1.3. Mit der Beschwerde in Zivilsachen darf der Beschwerdeführer keine neuen Tatsachen und Beweismittel vorbringen, es sei denn, erst der Entscheid der Vorinstanz habe dazu Anlass gegeben (Art. 99 Abs. 1 BGG). Diese Voraussetzung ist von vornherein nicht erfüllt, soweit eine Tatsache sich zwar auf das vorinstanzliche Prozessthema bezieht, jedoch erst nach dem Zeitpunkt eingetreten ist, in welchem sie im vorinstanzlichen Verfahren letztmals hätte berücksichtigt werden können. Solch "echte" Noven sind im bundesgerichtlichen Verfahren unzulässig (BGE 135 I 221 E. 5.2.4; 133 IV 342 E. 2.1). Die neu ins Recht gelegten Schriftstücke sind daher unbeachtlich.  
 
2.  
 
2.1. Anspruch auf unentgeltliche Rechtspflege hat, wer nicht über die erforderlichen Mittel verfügt. Als bedürftig im Sinne von Art. 29 Abs. 3 BV gilt eine Person dann, wenn sie die Kosten eines Prozesses nicht aufzubringen vermag, ohne jene Mittel anzugreifen, die für die Deckung des eigenen notwendigen Lebensunterhalts und desjenigen ihrer Familie erforderlich sind (BGE 135 I 221 E. 5.1; 128 I 225 E. 2.5.1; je mit Hinweisen). Die prozessuale Bedürftigkeit beurteilt sich grundsätzlich nach der gesamten wirtschaftlichen Situation des Rechtsuchenden im Zeitpunkt der Einreichung des Gesuchs. Dazu gehören einerseits sämtliche finanziellen Verpflichtungen, anderseits die Einkommens- und Vermögensverhältnisse (BGE 135 I 221 E. 5.1; zuletzt Urteil 5A_428/2015 vom 9. Oktober 2015 E. 4.1).

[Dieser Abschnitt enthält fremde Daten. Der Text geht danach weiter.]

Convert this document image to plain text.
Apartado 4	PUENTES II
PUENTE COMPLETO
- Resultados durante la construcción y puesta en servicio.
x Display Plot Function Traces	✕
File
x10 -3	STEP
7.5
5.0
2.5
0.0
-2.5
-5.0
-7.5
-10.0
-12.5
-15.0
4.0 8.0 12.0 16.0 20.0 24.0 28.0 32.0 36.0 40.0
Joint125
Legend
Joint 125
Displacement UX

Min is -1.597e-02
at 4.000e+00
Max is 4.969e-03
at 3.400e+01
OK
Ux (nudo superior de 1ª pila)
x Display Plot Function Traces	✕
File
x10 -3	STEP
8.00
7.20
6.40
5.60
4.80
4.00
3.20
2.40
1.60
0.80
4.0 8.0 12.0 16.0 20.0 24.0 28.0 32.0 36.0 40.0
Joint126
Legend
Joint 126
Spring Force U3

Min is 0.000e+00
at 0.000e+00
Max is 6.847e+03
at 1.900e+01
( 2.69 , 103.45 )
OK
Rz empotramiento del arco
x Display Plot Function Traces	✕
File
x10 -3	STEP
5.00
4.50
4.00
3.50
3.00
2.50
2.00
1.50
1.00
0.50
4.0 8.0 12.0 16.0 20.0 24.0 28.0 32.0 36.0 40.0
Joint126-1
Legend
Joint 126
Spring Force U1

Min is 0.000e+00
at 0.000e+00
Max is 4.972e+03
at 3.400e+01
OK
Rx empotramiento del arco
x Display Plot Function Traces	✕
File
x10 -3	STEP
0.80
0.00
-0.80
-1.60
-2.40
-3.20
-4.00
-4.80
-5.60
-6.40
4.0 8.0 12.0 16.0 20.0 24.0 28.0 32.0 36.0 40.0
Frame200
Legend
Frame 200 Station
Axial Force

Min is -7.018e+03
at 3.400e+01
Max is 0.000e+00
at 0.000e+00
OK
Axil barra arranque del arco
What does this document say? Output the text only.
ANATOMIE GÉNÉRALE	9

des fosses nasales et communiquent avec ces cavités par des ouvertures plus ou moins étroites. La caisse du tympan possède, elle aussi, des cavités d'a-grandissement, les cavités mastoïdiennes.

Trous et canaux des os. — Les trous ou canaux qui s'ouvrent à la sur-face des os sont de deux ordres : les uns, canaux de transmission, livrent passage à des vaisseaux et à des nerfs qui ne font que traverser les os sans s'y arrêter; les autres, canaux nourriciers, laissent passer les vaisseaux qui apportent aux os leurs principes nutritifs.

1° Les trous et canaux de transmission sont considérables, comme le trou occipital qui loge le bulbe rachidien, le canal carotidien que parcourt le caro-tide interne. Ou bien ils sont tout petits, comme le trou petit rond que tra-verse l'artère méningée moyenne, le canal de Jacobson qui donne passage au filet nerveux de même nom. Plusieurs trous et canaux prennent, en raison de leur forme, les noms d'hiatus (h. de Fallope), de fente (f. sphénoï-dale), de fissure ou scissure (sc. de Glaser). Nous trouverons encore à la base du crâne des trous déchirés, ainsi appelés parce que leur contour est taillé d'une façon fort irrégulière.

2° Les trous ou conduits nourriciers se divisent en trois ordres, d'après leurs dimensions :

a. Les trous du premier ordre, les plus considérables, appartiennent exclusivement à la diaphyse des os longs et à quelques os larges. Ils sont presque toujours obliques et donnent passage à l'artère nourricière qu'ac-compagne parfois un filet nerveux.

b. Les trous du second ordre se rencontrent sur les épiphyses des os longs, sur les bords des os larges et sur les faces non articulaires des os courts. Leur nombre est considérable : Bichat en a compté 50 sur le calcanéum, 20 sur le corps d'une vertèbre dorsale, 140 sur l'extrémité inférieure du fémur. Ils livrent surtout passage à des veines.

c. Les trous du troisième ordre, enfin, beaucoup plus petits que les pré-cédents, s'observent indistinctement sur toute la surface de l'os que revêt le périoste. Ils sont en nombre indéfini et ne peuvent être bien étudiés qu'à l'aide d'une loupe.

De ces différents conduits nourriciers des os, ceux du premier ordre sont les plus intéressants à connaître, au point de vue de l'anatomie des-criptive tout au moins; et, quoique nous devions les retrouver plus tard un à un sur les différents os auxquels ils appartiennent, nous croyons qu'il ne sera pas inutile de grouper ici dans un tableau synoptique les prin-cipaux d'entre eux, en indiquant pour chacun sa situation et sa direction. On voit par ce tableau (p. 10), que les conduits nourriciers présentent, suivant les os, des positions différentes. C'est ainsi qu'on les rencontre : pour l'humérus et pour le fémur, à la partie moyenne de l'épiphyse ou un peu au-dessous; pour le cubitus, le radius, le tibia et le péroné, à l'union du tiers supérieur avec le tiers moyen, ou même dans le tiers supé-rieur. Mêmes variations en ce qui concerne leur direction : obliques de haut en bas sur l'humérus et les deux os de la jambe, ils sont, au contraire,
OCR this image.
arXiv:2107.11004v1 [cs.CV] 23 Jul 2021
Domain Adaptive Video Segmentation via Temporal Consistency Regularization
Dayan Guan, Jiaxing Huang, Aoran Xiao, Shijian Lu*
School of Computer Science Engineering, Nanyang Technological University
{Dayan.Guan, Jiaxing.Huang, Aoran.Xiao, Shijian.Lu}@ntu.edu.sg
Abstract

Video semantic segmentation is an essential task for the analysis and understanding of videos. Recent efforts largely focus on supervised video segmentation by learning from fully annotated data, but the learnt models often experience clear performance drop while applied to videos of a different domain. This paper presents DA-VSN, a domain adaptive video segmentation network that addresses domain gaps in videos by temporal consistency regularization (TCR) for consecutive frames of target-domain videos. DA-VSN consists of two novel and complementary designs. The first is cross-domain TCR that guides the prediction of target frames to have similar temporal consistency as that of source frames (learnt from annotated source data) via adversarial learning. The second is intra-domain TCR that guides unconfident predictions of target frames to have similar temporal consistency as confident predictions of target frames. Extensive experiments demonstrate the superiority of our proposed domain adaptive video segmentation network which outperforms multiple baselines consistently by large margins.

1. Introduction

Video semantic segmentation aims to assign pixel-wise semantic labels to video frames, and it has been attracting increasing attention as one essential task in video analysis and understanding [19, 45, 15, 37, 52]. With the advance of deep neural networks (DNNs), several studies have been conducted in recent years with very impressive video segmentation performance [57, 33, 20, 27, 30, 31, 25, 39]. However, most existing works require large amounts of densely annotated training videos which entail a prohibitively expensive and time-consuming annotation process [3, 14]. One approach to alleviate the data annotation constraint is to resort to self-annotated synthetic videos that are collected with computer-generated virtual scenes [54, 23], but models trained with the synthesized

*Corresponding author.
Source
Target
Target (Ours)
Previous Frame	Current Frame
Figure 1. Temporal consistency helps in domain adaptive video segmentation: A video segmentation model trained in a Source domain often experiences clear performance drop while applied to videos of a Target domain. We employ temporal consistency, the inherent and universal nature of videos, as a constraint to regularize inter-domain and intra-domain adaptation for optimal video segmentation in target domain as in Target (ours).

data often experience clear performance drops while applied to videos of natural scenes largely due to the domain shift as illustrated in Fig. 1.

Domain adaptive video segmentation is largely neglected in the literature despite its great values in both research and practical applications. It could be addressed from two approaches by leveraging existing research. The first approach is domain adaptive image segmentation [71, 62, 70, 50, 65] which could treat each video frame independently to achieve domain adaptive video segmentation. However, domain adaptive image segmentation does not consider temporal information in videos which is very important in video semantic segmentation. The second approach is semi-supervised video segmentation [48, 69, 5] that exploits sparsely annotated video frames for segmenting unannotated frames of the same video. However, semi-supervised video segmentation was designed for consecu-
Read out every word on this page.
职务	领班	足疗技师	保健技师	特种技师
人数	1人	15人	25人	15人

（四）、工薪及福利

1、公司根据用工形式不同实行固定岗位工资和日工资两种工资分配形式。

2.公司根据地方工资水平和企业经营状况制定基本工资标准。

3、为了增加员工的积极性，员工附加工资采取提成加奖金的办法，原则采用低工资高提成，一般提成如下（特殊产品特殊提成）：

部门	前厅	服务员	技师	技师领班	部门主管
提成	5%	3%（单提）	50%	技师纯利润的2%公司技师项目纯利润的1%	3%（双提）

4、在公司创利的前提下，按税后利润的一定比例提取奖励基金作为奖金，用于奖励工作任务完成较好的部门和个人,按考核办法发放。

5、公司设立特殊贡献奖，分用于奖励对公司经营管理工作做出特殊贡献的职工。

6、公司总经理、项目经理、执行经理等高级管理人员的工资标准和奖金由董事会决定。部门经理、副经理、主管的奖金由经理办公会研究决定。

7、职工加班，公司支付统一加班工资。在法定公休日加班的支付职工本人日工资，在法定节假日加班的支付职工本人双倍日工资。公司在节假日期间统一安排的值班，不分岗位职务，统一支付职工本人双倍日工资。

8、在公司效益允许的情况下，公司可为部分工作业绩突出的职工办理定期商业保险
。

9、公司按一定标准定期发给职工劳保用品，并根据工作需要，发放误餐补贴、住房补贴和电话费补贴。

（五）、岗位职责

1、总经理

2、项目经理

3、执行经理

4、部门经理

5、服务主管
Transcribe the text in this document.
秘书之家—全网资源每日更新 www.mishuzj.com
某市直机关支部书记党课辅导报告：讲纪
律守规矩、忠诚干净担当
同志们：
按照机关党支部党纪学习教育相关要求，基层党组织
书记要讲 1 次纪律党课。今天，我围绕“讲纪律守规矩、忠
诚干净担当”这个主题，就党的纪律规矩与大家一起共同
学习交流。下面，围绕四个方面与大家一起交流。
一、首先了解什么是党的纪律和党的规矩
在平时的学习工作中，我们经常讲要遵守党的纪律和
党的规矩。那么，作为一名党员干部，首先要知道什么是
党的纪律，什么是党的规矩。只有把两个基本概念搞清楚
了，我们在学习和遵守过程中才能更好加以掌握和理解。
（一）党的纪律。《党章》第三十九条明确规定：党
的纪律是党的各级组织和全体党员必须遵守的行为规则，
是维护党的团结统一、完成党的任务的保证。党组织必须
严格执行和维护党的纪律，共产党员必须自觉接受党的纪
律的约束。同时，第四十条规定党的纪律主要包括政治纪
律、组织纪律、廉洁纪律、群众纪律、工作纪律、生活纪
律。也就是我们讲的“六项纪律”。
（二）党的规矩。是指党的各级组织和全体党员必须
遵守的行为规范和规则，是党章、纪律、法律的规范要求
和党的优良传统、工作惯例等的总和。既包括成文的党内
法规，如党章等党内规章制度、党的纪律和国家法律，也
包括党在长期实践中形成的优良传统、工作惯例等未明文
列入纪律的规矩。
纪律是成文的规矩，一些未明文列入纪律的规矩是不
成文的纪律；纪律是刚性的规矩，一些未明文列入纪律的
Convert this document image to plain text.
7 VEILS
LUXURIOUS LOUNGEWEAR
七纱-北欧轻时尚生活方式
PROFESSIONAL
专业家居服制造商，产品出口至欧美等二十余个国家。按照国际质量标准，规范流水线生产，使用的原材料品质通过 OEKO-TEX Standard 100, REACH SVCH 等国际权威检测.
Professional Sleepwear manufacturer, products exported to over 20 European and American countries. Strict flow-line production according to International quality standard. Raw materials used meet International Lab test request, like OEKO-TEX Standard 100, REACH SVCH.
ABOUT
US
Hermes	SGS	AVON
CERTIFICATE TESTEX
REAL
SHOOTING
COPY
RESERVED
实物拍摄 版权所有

Dabei ist vom Bundesgericht frei zu prüfende Rechtsfrage, ob die Kriterien zur Bestimmung der Bedürftigkeit zutreffend gewählt worden sind; nur unter Willkürgesichtspunkten überprüfbare Tatfrage ist hingegen, ob und wieweit einzelne Elemente des erheblichen Sachverhalts erstellt sind.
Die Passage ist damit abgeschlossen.